At Mfpen’s debut runway show—the hot ticket of the season in Copenhagen—models walked within inches of the standing audience. Sigurd Pantalon had been inspired by a live concert to present his clothes, including the newly launched womenswear line, in an interactive way that emphasized movement and dimensionality; plus it was a way to bring together his twin passions, music and tailoring. The soundtrack, he said, was his own playlist and included tracks by Black Flag, Circle Jerks, Fugazi, and Youthanized played at max volume. When the music stopped the room reverberated with a buzzy sort of silence akin to post-concert ear ringing. You might say that Mfpen’s designs have a similar lingering resonance.

“The clothing we do is not for the guy who wants to be the center of the room, it’s for the guy who loves what he wears, but doesn’t need everyone else to know it,” said Pantalon. “We don’t want to make noisy clothing.

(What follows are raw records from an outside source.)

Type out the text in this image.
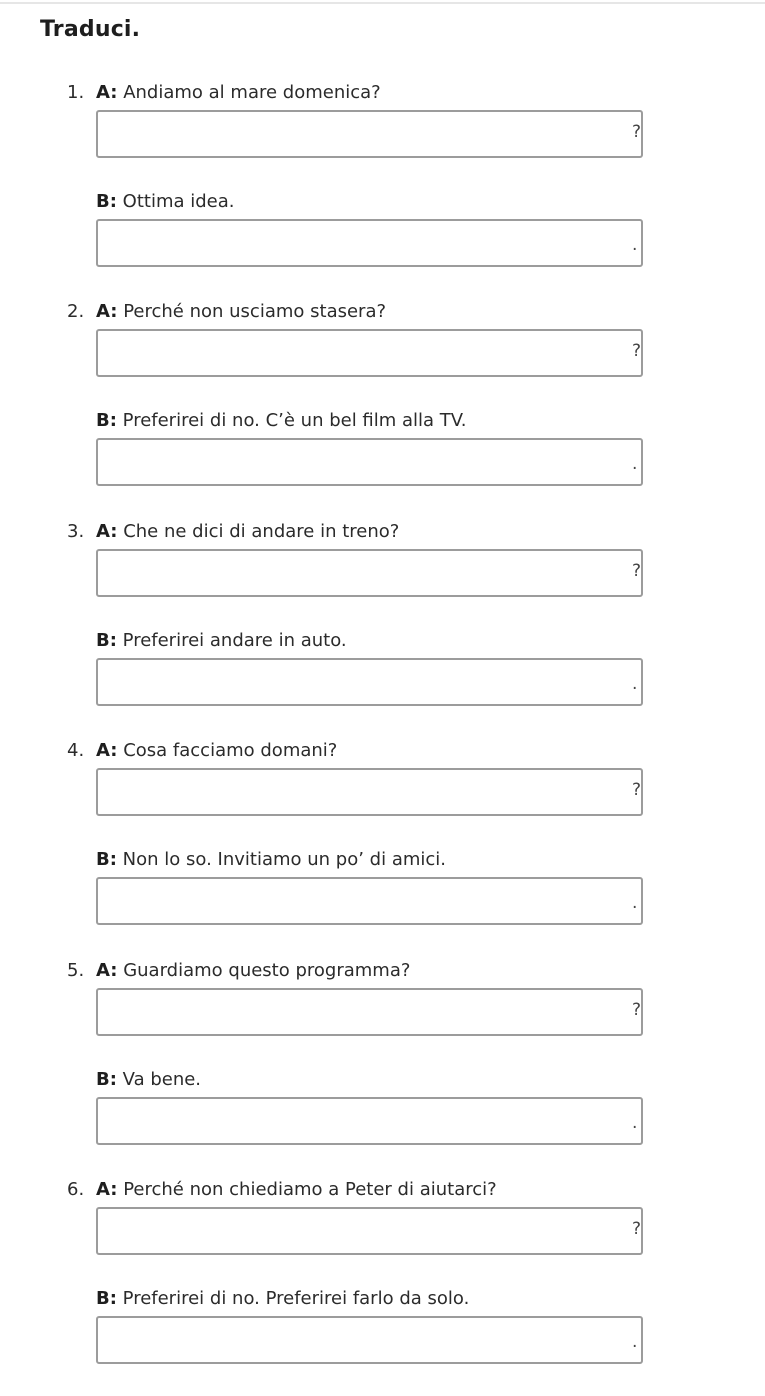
Traduci.
1. A: Andiamo al mare domenica?
?
B: Ottima idea.
.
2. A: Perché non usciamo stasera?
?
B: Preferirei di no. C’è un bel film alla TV.
.
3. A: Che ne dici di andare in treno?
?
B: Preferirei andare in auto.
.
4. A: Cosa facciamo domani?
?
B: Non lo so. Invitiamo un po’ di amici.
.
5. A: Guardiamo questo programma?
?
B: Va bene.
.
6. A: Perché non chiediamo a Peter di aiutarci?
?
B: Preferirei di no. Preferirei farlo da solo.
.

And I feel that’s very Danish.”

Just as musicians create magic with 12 notes, so Pantalon and his team work within set parameters, namely the deadstock fabrics they find. These are, by choice, often suiting materials, worked in non-traditional ways. “We like the workmanship and the craftsmanship and the history of tailoring, but we just want to put it in a different context,” he said.

For fall that was a space somewhere between the workplace and a sweaty venue. The silhouette was narrower, but the team’s focus was less on silhouette and more on washes and surface treatments. There were laser-distressed jeans for him, and even more tattered show pieces, in white, for her. These were made using cloth discovered in a factory that for 20 years had been used for dry washing sweaters. “This fabric is something we cannot reproduce,” Pantalon said. “For me, this is the top tier of doing something where one man’s trash is another man’s treasure.”

The designer didn’t just give new life to old fabrics, he revived sartorial touches like wing-tip collars and necklines, yet even in pinstripes the models didn’t look formal. “I’m always thinking how you take something from a world that you don’t belong to, like suit and tie, and then put it into a different context,” he said.

Pantalon is a rebel with a cause, which is to recontextualize not only existing materials, but power symbols in such a way that they become anti-power. “I don’t want to feel like a real estate broker or something when I put on a suit, I want to feel me,” he said. “I want to feel like I can go to a metal concert and not feel out of place.” You could call this approach his super power.